Our second trip to Yellowstone was a far longer one than the first. The main road in the center of the park is shaped liked a figure eight and then there are five tentacles off the figure eight that are the entrance roads. For our Old Faithful trip we probably only drove about one fourth of the bottom half of the figure eight. This trip we drove the entire upper half of the figure eight. Our first stop was at Gibbon Falls – there are a lot of waterfalls in Yellowstone.
Next it was off to the Norris Geyser Basin. This area is the hottest of Yellowstone’s thermal areas. Our panoramic shot does a pretty good job of showing the thermal landscape ones traverses in this geyser basin.
One of the hot springs there was called pearl geyser. It has a very different milky blue color to it. We might have called it opal geyser or blue topaz geyser, but then no one asked us for a name. We wondered who had named them all.
From Norris we drove north to the Mammoth Hot Springs area. We had seen other areas where the mineral-laden waters of hot springs had flowed down hills to create terraces of rock, but nowhere in Yellowstone are these terraces larger than at Mammoth.

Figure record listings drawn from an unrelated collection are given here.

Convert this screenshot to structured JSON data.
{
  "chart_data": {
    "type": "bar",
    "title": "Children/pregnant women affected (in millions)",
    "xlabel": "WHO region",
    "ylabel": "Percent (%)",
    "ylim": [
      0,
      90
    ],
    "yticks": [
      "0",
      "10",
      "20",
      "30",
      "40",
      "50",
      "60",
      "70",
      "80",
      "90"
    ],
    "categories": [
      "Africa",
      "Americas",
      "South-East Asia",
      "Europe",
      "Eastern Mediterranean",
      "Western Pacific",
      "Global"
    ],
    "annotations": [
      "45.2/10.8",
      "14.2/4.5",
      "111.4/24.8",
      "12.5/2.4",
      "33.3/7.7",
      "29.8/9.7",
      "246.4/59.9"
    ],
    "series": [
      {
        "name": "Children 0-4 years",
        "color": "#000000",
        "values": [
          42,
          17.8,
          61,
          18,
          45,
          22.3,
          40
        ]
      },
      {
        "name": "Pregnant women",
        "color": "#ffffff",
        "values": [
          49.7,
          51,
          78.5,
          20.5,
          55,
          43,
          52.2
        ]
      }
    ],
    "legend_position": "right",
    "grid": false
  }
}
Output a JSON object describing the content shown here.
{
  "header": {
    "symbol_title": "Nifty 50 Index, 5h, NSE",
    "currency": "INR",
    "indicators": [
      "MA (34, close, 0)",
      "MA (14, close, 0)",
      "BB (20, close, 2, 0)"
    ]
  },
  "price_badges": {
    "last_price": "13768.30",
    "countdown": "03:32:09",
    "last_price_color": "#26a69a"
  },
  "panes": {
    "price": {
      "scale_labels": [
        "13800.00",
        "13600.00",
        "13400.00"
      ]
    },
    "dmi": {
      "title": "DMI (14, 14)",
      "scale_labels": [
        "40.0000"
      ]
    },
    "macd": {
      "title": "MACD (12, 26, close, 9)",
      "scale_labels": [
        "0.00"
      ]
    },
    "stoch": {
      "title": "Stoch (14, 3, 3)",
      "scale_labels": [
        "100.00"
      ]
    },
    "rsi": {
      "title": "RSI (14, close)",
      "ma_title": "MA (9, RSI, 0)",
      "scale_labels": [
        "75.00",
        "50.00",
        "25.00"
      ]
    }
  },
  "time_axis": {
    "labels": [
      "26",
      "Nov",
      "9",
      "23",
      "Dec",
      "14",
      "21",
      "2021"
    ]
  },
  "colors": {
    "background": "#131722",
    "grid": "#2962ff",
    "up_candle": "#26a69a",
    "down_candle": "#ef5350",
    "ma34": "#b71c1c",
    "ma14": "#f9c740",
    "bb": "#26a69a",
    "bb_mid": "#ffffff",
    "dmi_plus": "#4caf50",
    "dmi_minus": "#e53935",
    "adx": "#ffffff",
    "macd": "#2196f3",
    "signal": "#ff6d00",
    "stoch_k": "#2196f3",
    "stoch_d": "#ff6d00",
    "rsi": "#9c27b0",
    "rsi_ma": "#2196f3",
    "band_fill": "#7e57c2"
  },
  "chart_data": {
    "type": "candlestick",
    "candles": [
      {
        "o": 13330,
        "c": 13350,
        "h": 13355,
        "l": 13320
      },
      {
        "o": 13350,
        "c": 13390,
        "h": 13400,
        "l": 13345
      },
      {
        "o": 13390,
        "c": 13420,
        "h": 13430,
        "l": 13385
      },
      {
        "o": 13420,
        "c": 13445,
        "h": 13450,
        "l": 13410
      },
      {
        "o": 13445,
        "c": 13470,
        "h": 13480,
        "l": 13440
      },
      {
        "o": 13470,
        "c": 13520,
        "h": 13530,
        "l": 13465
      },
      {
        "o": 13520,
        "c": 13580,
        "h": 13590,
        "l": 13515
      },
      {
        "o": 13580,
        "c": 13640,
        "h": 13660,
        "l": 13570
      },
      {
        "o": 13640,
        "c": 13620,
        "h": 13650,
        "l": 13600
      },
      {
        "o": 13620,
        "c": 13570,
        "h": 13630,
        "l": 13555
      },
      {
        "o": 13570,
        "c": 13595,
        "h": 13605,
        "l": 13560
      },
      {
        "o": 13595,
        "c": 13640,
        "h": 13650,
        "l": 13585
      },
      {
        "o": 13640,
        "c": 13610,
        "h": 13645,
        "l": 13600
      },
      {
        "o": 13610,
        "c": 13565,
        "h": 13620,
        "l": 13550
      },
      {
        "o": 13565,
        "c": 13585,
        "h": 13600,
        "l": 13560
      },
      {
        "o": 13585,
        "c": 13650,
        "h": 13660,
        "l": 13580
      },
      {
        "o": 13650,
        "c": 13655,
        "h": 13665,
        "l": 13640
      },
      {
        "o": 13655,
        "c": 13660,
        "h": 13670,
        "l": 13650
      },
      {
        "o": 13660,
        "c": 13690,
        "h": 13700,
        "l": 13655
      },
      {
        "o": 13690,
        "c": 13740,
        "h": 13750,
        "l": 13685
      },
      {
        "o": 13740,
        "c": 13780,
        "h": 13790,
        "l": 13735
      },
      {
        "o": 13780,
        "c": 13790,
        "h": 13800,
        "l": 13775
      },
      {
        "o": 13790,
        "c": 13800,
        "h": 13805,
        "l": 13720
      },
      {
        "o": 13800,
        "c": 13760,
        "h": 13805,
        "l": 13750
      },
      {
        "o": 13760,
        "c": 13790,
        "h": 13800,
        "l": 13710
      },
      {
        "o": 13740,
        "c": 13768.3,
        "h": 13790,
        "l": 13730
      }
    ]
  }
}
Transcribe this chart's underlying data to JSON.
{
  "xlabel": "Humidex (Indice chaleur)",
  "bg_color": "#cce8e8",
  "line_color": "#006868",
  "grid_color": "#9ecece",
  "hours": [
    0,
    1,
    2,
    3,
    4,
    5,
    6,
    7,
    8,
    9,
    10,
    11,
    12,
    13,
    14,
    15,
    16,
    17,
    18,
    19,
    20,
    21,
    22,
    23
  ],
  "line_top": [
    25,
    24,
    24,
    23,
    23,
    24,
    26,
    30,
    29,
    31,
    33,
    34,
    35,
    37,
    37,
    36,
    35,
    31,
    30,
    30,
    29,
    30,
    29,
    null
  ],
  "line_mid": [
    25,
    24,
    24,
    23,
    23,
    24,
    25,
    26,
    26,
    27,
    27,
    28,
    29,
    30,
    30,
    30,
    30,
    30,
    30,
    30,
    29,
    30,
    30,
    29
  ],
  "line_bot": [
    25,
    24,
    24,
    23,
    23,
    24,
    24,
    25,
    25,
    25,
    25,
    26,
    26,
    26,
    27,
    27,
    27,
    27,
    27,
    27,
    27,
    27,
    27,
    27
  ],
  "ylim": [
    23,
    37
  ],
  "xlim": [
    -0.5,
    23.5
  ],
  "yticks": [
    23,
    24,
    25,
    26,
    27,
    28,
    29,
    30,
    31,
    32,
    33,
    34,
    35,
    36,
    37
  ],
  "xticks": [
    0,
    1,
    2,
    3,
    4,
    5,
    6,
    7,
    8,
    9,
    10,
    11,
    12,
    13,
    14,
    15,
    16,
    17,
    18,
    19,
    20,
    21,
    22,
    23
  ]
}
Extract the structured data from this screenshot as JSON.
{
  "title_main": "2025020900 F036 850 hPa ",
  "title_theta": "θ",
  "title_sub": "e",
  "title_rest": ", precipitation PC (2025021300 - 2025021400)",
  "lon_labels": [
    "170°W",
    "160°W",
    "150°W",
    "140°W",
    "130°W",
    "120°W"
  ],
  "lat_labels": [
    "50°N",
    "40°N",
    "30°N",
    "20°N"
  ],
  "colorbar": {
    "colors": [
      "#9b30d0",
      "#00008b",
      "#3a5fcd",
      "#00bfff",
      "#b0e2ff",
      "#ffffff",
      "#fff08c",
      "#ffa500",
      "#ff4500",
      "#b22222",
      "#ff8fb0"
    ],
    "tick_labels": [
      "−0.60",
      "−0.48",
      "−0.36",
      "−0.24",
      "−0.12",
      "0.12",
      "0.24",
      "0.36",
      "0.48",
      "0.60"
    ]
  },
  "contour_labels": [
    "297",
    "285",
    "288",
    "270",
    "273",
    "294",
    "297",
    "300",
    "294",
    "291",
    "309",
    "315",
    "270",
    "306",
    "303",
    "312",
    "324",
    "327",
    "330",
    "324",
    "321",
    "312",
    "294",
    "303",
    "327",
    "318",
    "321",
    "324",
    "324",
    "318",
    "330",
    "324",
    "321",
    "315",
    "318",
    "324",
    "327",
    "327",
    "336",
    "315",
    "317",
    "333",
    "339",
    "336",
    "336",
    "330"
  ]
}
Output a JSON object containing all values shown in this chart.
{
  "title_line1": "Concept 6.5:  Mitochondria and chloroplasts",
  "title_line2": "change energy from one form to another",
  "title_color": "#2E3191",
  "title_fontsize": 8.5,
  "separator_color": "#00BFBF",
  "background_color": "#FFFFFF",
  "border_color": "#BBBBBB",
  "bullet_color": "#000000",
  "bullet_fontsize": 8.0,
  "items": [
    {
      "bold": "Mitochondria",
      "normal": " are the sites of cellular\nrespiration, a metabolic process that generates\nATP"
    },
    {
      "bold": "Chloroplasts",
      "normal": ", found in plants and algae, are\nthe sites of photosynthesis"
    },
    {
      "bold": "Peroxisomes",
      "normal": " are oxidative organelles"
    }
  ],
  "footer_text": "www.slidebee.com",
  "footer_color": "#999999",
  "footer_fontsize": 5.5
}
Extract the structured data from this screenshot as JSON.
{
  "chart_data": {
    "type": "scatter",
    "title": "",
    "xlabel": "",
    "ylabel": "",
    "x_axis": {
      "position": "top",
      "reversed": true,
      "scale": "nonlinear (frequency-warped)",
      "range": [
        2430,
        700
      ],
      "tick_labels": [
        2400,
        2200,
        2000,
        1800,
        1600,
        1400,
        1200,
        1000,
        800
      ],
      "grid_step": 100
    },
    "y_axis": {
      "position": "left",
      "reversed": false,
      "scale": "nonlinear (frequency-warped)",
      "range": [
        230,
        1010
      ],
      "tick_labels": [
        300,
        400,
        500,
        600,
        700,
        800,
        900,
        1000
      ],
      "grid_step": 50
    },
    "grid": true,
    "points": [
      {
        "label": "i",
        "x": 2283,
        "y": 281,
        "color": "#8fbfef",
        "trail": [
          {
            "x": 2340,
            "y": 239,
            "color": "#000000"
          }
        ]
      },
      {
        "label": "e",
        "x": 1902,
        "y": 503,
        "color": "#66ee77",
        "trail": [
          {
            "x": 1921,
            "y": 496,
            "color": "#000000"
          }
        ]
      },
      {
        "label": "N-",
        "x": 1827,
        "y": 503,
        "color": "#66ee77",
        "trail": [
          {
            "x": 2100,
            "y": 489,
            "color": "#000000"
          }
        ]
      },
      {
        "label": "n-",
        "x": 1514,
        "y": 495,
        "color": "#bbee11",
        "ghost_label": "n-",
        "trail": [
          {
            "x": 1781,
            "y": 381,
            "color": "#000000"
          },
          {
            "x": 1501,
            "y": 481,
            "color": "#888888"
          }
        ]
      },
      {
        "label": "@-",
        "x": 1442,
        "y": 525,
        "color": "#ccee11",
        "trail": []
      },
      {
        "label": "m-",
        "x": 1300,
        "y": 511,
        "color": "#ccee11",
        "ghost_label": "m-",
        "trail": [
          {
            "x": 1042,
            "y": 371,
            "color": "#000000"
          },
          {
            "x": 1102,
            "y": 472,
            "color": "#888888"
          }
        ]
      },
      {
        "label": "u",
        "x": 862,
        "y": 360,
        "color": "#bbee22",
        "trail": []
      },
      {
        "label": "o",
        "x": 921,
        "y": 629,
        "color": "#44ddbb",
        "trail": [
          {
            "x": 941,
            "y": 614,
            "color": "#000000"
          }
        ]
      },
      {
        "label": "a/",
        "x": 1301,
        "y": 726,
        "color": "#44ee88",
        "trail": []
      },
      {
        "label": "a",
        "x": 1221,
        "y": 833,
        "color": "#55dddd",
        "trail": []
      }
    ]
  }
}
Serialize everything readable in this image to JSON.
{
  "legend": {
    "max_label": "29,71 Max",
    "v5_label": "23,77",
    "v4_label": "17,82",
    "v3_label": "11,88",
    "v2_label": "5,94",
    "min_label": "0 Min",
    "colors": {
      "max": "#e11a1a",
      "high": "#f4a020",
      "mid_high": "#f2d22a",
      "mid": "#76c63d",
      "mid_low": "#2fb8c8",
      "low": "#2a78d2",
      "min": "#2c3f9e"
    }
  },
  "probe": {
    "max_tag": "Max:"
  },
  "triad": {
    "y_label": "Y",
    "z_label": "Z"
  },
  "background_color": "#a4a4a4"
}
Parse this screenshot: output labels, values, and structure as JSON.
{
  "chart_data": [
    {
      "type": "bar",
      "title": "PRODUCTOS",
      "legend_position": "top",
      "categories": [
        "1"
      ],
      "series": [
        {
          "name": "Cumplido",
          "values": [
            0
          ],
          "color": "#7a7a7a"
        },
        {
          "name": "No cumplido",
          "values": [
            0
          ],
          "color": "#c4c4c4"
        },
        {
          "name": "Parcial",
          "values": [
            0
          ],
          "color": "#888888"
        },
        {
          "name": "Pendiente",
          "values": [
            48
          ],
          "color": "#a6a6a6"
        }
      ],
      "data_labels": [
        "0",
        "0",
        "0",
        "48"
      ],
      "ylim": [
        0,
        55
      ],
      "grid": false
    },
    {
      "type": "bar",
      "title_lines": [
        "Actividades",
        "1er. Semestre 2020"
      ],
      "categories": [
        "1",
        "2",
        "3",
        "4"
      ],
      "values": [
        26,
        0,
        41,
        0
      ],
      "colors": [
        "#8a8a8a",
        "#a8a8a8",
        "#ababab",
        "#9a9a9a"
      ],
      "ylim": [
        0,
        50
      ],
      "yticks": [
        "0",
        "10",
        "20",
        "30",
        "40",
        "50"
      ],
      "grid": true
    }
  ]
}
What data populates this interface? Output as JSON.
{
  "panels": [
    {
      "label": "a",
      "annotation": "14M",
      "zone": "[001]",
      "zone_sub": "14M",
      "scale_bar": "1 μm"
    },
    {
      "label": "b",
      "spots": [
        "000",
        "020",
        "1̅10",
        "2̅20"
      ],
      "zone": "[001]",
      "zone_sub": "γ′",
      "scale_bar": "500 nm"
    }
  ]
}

We drove north out of Mammoth to see the Roosevelt Arch. This arch marked what for a long time was the main entrance to the park, now the north entrance. President Theodore Roosevelt visited the Park in 1903 and asked to lay the cornerstone to the arch and it has been known as the Roosevelt Arch ever since. The top of the arch is inscribed with a quote from the Organic Act of 1872, the legislation which created Yellowstone, which reads "For the Benefit and Enjoyment of the People."
We then took off for the Grand Canyon of the Yellowstone and its two beautiful waterfalls. The rock walls of the canyon are so colorful. It was just not possible for us to capture all the glory of this spectacular canyon.
On our last blog someone commented about how buffalo and bear can cause traffic jams in Yellowstone. Here is some proof as this buffalo was just sauntering down the road tying up traffic on both sides. To say that he passed close to our window as he strode by would be a bit of an understatement. Hey fella.
And just for the added challenge of a really long day, we stopped at Artist Paintpots and caught this shot from high on the trail that shows all the pots that look like they belong on an artist’s palette. And we also saw our first mud geyser just a plop, plop, plopping along.